APR is intended to prevent IHT from being a burden on farming families. Without the relief, in order for families to pay the IHT they would often be forced into the sale of main assets from which the family draws income. Unfortunately APR is complex and its benefits are not always guaranteed for farming families. In certain circumstances the law can lead to arguably unfair results which highlight the need for careful estate planning.
One of the key issues that families face is whether or not a farmhouse will benefit from the relief. There have been many legal cases dealing with what exactly constitutes a farmhouse which have looked at a variety of factors. Crucially a farmhouse must be occupied “for the purpose of agriculture” under the legislation.
In some cases this will be clear; for example if a farmer dies having run the administrative side of the farming business from an office located in the farmhouse until his or her death. In other cases occupation for the purpose of agriculture becomes very difficult to prove. For example what happens if a farmer having retired initially allows the farming business to be conducted from the farmhouse but is forced in his latter years to vacate the home to live in residential care? Further, what is the position if the farm is owned in partnership and the partner living in the farmhouse only has a minor interest in the business? This in itself can have an impact on whether the farmhouse is deemed of a character appropriate to the land.

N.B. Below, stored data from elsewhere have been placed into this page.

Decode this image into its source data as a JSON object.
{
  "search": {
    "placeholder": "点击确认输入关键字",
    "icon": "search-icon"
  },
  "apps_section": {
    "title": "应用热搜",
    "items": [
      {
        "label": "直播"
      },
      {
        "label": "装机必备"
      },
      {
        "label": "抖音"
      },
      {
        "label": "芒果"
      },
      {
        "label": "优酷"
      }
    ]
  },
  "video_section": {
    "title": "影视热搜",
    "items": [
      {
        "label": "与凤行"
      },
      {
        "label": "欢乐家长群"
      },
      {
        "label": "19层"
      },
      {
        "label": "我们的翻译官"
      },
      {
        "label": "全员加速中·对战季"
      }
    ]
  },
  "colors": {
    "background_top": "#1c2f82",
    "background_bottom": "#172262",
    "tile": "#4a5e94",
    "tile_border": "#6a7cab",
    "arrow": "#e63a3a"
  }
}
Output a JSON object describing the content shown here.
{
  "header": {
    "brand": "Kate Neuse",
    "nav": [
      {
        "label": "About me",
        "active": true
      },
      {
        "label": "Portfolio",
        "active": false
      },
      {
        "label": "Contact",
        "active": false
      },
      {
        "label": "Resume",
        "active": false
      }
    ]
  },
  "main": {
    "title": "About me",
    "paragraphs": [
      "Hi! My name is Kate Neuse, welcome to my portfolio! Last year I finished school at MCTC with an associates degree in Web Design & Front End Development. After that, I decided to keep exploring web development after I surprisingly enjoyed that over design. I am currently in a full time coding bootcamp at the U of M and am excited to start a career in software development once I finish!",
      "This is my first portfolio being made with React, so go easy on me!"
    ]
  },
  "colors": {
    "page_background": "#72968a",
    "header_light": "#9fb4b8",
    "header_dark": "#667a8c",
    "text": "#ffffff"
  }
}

As I have previously mentioned, the IHT rules are likely to change in the near future due to recent government policy. Whilst this does not directly affect APR, what it highlights is that the tax rules are fluid and are almost certainly likely to change again at some point in the future as governments change over the years. Whilst currently APR is sometimes available (although as I have pointed out this is not always guaranteed) in the future this may not always be the case. With this in mind a Will can include the use of trusts to take advantage of any APR upon death. This will create more certainty for future generations and help prevent them being affected by future changes to the tax rules.